Por eso construimos nuestros calentadores por infrarrojos de manera diferente. La mayoría de los calentadores intentan calentar el aire a su alrededor, lo cual lleva mucho tiempo. Nuestros calentadores utilizan radiación electromagnética; en esencia, envían calor directamente a la piel y a las superficies que lo rodean. Es como estar bajo el sol, en lugar de sentarse en una habitación cálida.
Calor al instante
Lo mejor de todo es que es rápido. Muy rápido.
Los radiadores tradicionales basados en aceite son lentos, ya que deben calentar una gran cantidad de líquido antes de que se sienta el calor. Nuestros elementos por infrarrojos no pierden tiempo; alcanzan su temperatura máxima en segundos.

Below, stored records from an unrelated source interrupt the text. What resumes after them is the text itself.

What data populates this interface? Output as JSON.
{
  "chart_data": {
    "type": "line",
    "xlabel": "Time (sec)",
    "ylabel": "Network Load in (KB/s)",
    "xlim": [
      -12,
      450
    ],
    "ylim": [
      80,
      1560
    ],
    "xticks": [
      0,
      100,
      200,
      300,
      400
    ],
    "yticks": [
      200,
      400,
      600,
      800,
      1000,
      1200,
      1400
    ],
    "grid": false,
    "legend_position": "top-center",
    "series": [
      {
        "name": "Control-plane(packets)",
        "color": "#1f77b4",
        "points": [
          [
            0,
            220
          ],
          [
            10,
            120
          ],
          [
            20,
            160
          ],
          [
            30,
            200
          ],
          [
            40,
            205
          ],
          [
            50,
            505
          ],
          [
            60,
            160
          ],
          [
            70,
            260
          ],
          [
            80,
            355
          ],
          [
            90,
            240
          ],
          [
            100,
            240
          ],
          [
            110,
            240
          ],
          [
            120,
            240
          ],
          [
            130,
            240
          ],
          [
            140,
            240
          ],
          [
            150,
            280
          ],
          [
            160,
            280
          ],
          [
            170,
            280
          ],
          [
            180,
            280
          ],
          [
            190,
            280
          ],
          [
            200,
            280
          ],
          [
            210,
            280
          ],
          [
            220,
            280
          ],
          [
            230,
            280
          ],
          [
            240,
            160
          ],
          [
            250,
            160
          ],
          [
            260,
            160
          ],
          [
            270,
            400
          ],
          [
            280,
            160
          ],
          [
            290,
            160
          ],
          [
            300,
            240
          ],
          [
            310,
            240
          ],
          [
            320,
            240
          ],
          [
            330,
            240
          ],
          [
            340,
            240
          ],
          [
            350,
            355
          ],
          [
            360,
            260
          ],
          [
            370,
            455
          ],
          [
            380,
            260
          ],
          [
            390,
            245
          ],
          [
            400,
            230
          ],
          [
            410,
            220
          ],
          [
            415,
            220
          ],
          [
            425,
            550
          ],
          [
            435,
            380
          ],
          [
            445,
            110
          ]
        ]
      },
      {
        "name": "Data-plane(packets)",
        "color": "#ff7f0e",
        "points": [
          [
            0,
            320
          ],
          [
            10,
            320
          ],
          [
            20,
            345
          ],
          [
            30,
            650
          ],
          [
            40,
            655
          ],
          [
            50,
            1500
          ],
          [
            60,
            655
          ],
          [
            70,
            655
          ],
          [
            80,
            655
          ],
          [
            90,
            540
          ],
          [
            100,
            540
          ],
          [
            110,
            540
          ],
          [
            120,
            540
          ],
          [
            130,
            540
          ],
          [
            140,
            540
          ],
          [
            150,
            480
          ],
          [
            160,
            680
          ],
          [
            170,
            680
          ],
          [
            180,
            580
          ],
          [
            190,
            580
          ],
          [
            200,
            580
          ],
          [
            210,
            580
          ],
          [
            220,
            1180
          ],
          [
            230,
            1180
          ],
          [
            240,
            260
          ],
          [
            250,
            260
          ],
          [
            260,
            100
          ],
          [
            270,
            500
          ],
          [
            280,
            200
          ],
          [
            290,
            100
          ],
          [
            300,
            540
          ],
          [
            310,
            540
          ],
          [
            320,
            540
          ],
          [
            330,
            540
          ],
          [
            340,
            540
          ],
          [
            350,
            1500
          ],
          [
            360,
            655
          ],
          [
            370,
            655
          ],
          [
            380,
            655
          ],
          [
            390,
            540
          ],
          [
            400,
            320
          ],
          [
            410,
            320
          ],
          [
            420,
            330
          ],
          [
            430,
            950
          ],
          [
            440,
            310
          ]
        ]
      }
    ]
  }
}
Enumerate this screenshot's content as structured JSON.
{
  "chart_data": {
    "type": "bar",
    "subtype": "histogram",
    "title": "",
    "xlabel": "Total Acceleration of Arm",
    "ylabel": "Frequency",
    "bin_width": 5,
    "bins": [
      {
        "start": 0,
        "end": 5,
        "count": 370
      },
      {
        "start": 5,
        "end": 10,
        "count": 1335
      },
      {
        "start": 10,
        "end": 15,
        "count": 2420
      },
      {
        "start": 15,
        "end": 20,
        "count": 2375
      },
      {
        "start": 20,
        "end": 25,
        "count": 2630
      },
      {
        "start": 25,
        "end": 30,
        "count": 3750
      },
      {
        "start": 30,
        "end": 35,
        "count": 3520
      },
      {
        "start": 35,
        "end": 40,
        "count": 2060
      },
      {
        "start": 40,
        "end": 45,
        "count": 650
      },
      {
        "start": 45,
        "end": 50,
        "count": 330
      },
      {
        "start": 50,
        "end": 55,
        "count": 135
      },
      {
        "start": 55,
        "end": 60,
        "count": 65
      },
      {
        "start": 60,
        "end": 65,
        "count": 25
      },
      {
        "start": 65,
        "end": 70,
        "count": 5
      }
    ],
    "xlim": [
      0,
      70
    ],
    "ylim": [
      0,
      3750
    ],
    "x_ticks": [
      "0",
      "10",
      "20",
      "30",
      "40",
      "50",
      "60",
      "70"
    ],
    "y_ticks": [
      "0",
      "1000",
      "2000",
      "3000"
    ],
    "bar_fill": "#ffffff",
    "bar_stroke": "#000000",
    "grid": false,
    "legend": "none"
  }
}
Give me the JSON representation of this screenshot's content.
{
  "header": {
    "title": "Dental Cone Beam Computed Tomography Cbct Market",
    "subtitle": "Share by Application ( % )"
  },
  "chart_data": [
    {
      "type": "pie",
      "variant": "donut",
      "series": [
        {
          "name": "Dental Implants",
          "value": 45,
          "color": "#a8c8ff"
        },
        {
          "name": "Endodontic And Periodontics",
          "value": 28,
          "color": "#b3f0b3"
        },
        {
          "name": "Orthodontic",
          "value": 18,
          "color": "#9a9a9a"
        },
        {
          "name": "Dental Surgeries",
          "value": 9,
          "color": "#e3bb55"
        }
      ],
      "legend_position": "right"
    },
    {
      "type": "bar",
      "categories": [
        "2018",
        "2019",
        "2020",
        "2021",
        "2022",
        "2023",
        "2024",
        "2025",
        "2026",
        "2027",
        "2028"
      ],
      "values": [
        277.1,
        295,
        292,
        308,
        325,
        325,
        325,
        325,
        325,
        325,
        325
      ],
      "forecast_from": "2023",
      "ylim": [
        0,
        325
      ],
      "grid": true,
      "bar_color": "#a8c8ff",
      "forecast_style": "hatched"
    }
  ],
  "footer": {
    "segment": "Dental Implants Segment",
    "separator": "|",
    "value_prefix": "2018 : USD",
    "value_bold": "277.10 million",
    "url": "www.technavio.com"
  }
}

Imagínelo: usted todavía está en la cama, dice “Buenos días” a su asistente de voz, y para cuando se cepilla los dientes y va al baño, la habitación ya está cálida. Sin tener que temblar ni esperar. Solo calor instantáneo.
Cómo funciona este “encanto mágico”
Para lograr esa sensación de calidez inteligente, instalamos un controlador Wi-Fi o Zigbee entre el enchufe y el calentador. Este controlador es el cerebro del sistema.
También puede ser creativo con él. Por ejemplo, puede instalar un sensor de movimiento en el pasillo. En cuanto salga de la cama y pase por él, el calentador se activará. Para cuando entre al baño cinco minutos después, el frío ya habrá desaparecido.
Un par de cosas a tener en cuenta
Hay algunos aspectos prácticos que no se pueden ignorar.
Primero, estos calentadores consumen mucha energía (generalmente entre 1500W y 2000W). Por lo tanto, no se pueden conectar varios de ellos a una toma eléctrica barata. De lo contrario, se apagarán los interruptores de forma instantánea. Se necesitan circuitos dedicados para garantizar seguridad.
Además, como el calor es muy intenso, la ubicación del calentador es importante. Si se coloca demasiado bajo, puede resultar demasiado agresivo para la piel. Generalmente, recomendamos colgarlos a una altura de al menos 2.2 metros. De esta manera, el calor se distribuye uniformemente por el suelo, y se obtiene un calor suave en lugar de zonas calientes excesivas.